Steppin' Out at 54 Below: "JERRY ORBACH'S BROADWAY"
I got to spend some really nice schmooze time with the actor Jerry Orbach just a few doors down from what is now 54 Below. This only became relevant last week when I attended a 54 Below show billed as Jerry Orbach’s Broadway. Much of our schmoozing transpired in the “schvitz” at the loopiest private men’s club in Manhattan, the now-long-forgotten and never especially remembered, Lone Star Boat Club at 240 West 54th Street. 54 Below is at number 254, so you see I’m talking mere steps of separation. Where 54 Below is subterranean, occupying the basement of Studio 54, the Lone Star occupied an entire four-story building, though all of those floors combined still felt like one shrunken rumpus room.
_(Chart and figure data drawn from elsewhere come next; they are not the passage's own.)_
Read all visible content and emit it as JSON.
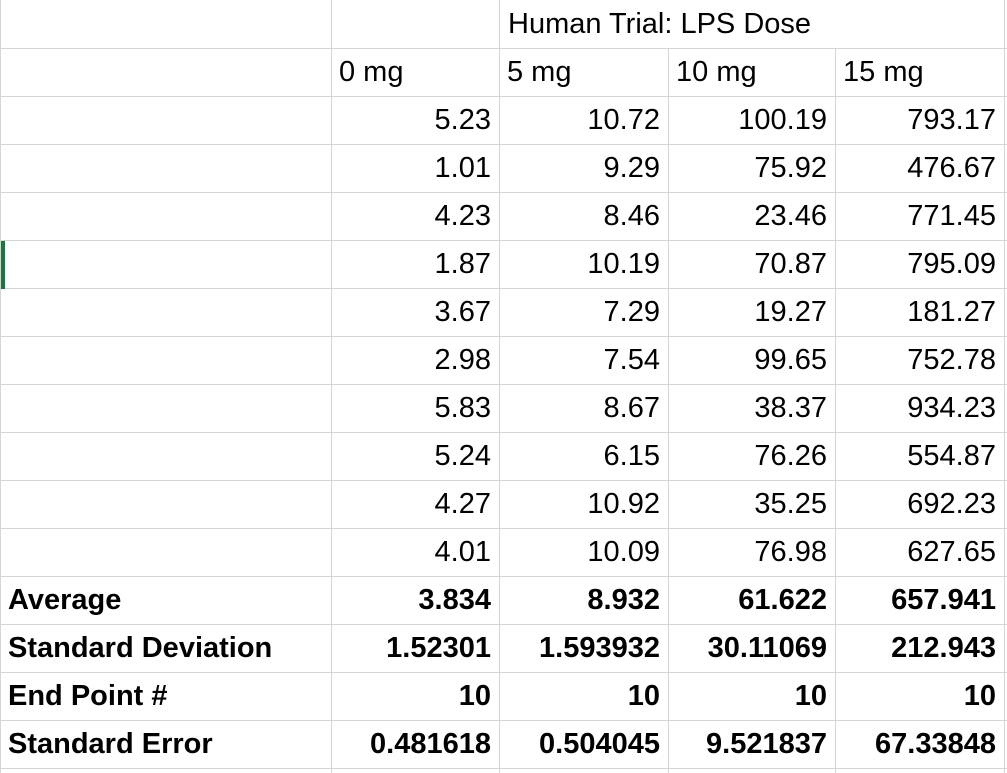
{
  "colors": {
    "selection_green": "#217346",
    "gridline": "#d4d4d4",
    "text": "#000000",
    "background": "#ffffff"
  },
  "table": {
    "title": "Human Trial: LPS Dose",
    "dose_headers": [
      "0 mg",
      "5 mg",
      "10 mg",
      "15 mg"
    ],
    "data_rows": [
      [
        "5.23",
        "10.72",
        "100.19",
        "793.17"
      ],
      [
        "1.01",
        "9.29",
        "75.92",
        "476.67"
      ],
      [
        "4.23",
        "8.46",
        "23.46",
        "771.45"
      ],
      [
        "1.87",
        "10.19",
        "70.87",
        "795.09"
      ],
      [
        "3.67",
        "7.29",
        "19.27",
        "181.27"
      ],
      [
        "2.98",
        "7.54",
        "99.65",
        "752.78"
      ],
      [
        "5.83",
        "8.67",
        "38.37",
        "934.23"
      ],
      [
        "5.24",
        "6.15",
        "76.26",
        "554.87"
      ],
      [
        "4.27",
        "10.92",
        "35.25",
        "692.23"
      ],
      [
        "4.01",
        "10.09",
        "76.98",
        "627.65"
      ]
    ],
    "summary_rows": [
      {
        "label": "Average",
        "values": [
          "3.834",
          "8.932",
          "61.622",
          "657.941"
        ]
      },
      {
        "label": "Standard Deviation",
        "values": [
          "1.52301",
          "1.593932",
          "30.11069",
          "212.943"
        ]
      },
      {
        "label": "End Point #",
        "values": [
          "10",
          "10",
          "10",
          "10"
        ]
      },
      {
        "label": "Standard Error",
        "values": [
          "0.481618",
          "0.504045",
          "9.521837",
          "67.33848"
        ]
      }
    ]
  }
}
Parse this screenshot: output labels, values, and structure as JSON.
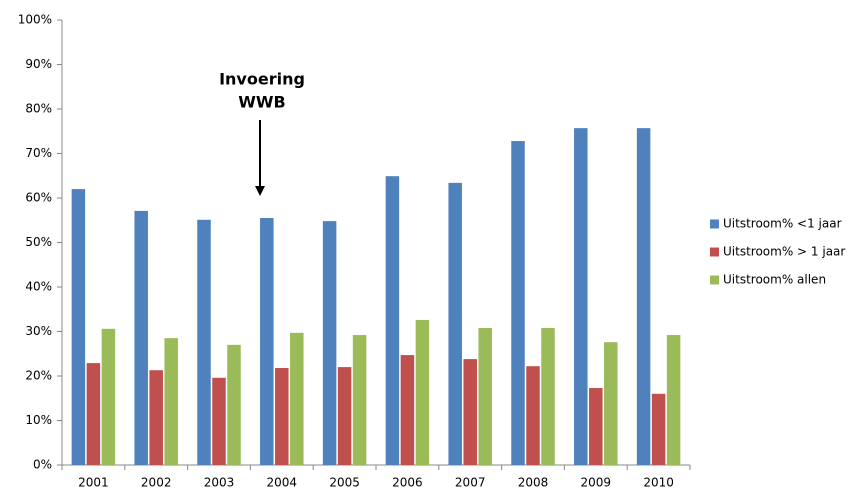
{
  "chart_data": {
    "type": "bar",
    "annotation": [
      "Invoering",
      "WWB"
    ],
    "categories": [
      "2001",
      "2002",
      "2003",
      "2004",
      "2005",
      "2006",
      "2007",
      "2008",
      "2009",
      "2010"
    ],
    "series": [
      {
        "name": "Uitstroom% <1 jaar",
        "color": "#4f81bd",
        "values": [
          62.0,
          57.1,
          55.1,
          55.5,
          54.8,
          64.9,
          63.4,
          72.8,
          75.7,
          75.7
        ]
      },
      {
        "name": "Uitstroom% > 1 jaar",
        "color": "#c0504d",
        "values": [
          22.9,
          21.3,
          19.6,
          21.8,
          22.0,
          24.7,
          23.8,
          22.2,
          17.3,
          16.0
        ]
      },
      {
        "name": "Uitstroom% allen",
        "color": "#9bbb59",
        "values": [
          30.6,
          28.5,
          27.0,
          29.7,
          29.2,
          32.6,
          30.8,
          30.8,
          27.6,
          29.2
        ]
      }
    ],
    "ylim": [
      0,
      100
    ],
    "yticks": [
      {
        "value": 0,
        "label": "0%"
      },
      {
        "value": 10,
        "label": "10%"
      },
      {
        "value": 20,
        "label": "20%"
      },
      {
        "value": 30,
        "label": "30%"
      },
      {
        "value": 40,
        "label": "40%"
      },
      {
        "value": 50,
        "label": "50%"
      },
      {
        "value": 60,
        "label": "60%"
      },
      {
        "value": 70,
        "label": "70%"
      },
      {
        "value": 80,
        "label": "80%"
      },
      {
        "value": 90,
        "label": "90%"
      },
      {
        "value": 100,
        "label": "100%"
      }
    ],
    "grid": false,
    "legend": "right"
  }
}
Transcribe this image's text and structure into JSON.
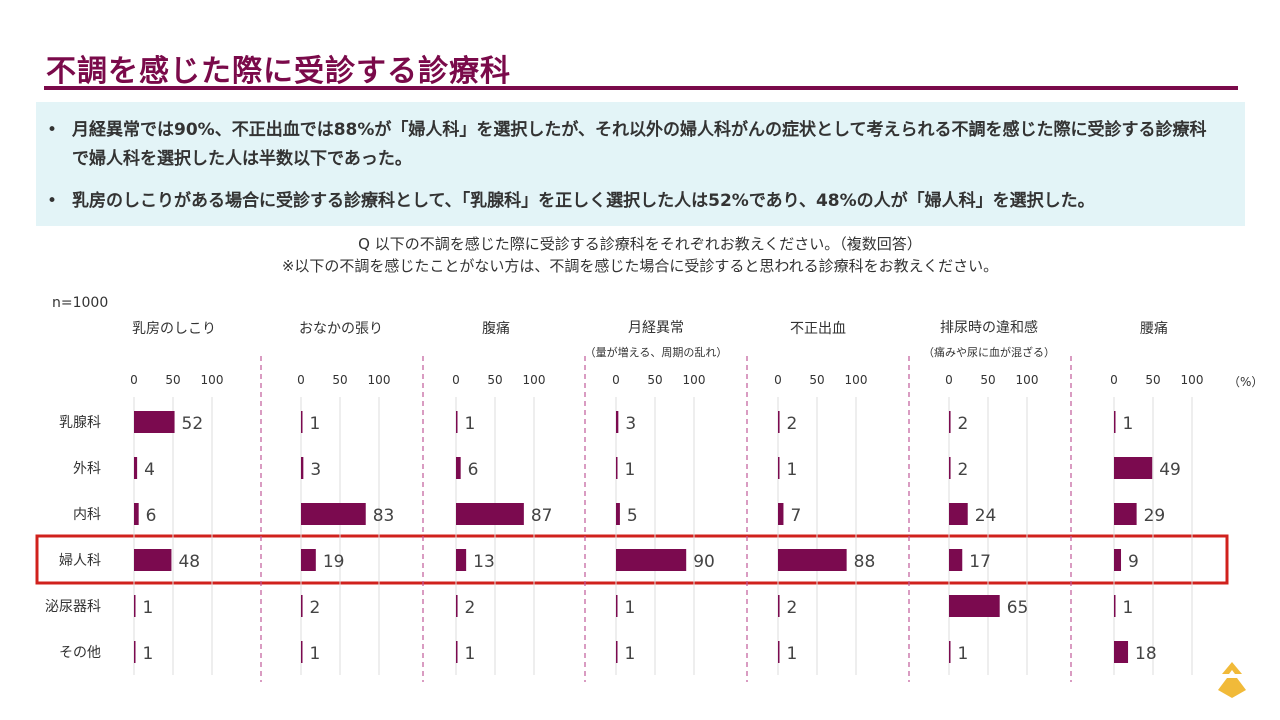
{
  "title": "不調を感じた際に受診する診療科",
  "summary": {
    "bullets": [
      "月経異常では90%、不正出血では88%が「婦人科」を選択したが、それ以外の婦人科がんの症状として考えられる不調を感じた際に受診する診療科で婦人科を選択した人は半数以下であった。",
      "乳房のしこりがある場合に受診する診療科として、「乳腺科」を正しく選択した人は52%であり、48%の人が「婦人科」を選択した。"
    ]
  },
  "question": {
    "line1": "Q 以下の不調を感じた際に受診する診療科をそれぞれお教えください。（複数回答）",
    "line2": "※以下の不調を感じたことがない方は、不調を感じた場合に受診すると思われる診療科をお教えください。"
  },
  "colors": {
    "bar": "#7b0a4f",
    "title": "#7a0a4a",
    "highlight": "#d0211d",
    "divider": "#c05a9a",
    "summary_bg": "#e3f4f7",
    "logo": "#f0b323"
  },
  "logo_icon": "company-logo-icon",
  "chart_data": {
    "type": "bar",
    "orientation": "horizontal",
    "n_label": "n=1000",
    "unit_label": "（%）",
    "xlim": [
      0,
      100
    ],
    "ticks": [
      "0",
      "50",
      "100"
    ],
    "tick_values": [
      0,
      50,
      100
    ],
    "categories": [
      "乳腺科",
      "外科",
      "内科",
      "婦人科",
      "泌尿器科",
      "その他"
    ],
    "highlight_category": "婦人科",
    "series": [
      {
        "name": "乳房のしこり",
        "subtitle": "",
        "values": [
          52,
          4,
          6,
          48,
          1,
          1
        ]
      },
      {
        "name": "おなかの張り",
        "subtitle": "",
        "values": [
          1,
          3,
          83,
          19,
          2,
          1
        ]
      },
      {
        "name": "腹痛",
        "subtitle": "",
        "values": [
          1,
          6,
          87,
          13,
          2,
          1
        ]
      },
      {
        "name": "月経異常",
        "subtitle": "（量が増える、周期の乱れ）",
        "values": [
          3,
          1,
          5,
          90,
          1,
          1
        ]
      },
      {
        "name": "不正出血",
        "subtitle": "",
        "values": [
          2,
          1,
          7,
          88,
          2,
          1
        ]
      },
      {
        "name": "排尿時の違和感",
        "subtitle": "（痛みや尿に血が混ざる）",
        "values": [
          2,
          2,
          24,
          17,
          65,
          1
        ]
      },
      {
        "name": "腰痛",
        "subtitle": "",
        "values": [
          1,
          49,
          29,
          9,
          1,
          18
        ]
      }
    ]
  }
}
What once was the Lone Star is now a Mexican restaurant called Iguana, with a King Kong-sized promotional iguana clinging to its front wall. Floors of the Lone Star were sold off to Iguana one-by-one over the years, as our dwindling membership tried to keep the joint afloat — first the second-floor workout room (and Ladies Lounge) gone; then the third floor, with its postage stamp pool (where club bylaws required that you swim naked), plus steamroom and sauna. It was here that I’d run into Jerry, wrapped in towels, and we’d talk. Or, rather, he talked and I listened, to stories about David Merrick, who’d produced many of Jerry’s biggest stage hits, including the musicals Promises, Promises and 42nd Street; to stories about Ethel Merman, who, in a revival of Call Me Madame near the end of her career once ordered Jerry to “stop reacting to my lines!”; to stories about ballplayers he had known, politicians he had known, restaurateurs, stage hands. A panoply of New Yorkers gone by.
Some of these stories I heard again at 54 Below, retold as lead-ins to songs by a fine cast of performers, who conjured Jerry Orbach as best they could. There was just no one like him, and now he too is gone (since 2004), along with the larger-than-life wise-guys he used to play pinochle with in the Lone Star locker room (the last floor to be sold) — Runyonesques named “Big H,” “Shimmy” and “Mickey,” who, similarly draped in towels and often smoking cigars, heaved insults at each other while hustling cards. But never at “J.O.,” who ruled the room with a serene smile and serendipitous stories, occasionally flat-out breaking into song.
Jerry Orbach’s Broadway at 54 Below was created, directed and nicely narrated by Michael Portantiere, and overseen by Jerry’s two sons, Tony and Chris, who both spoke lovingly of their dad at the finale. Jerry’s wife was also invoked, Elaine, who Jerry often talked about with awe-struck love and appreciation. After her husband’s death, Elaine Orbach steadfastly continued to pay his monthly Lone Star membership dues ($342.18) and much of the club’s operating expenses, until the place finally expired despite her.
42nd Street’s “Lullaby of Broadway” kicked things off, preceded by a snippet of Jerry’s voice from the cast recording, hollering: “Allentown?! I’m offering you a chance to star in the biggest musical Broadway’s seen in 20 years and you say: ‘Allentown?’” William Michals sang gorgeously throughout, including a stellar “Razzle Dazzle," which Jerry introduced in the original production of Chicago back in 1975. Jay Aubrey Jones also sang robustly, combining with Nikita Burshteyn on a delightful “What Do You Get When You Fall in Love,” from Promises, Promises, a show that won the many-times-nominated Jerry his Tony Award. Finally, the ageless Lee Roy Reams popped up from a corner table to spin Jerry tales and shpeil songs from 42 Street.
An audience sing-along-“Try to Remember,” from The Fantastics, the surprise Off-Broadway hit that jump-started Jerry Orbach’s then-nascent career in 1960, brought the proceedings to a bittersweet close.
The Lone Star Boat Club was not, in fact, mentioned this night, which didn’t surprise me. Founded in 1890 by some Jews with boats who never could get through the front door of a yacht club, the place quixotically devolved into a place for Jews without any boats at all, and their landlubber friends. My memories of the place will always be perfumed with the scent of Barbasol and Aqua Velva, which were both available on tap, practically, in the washrooms. I kid you not.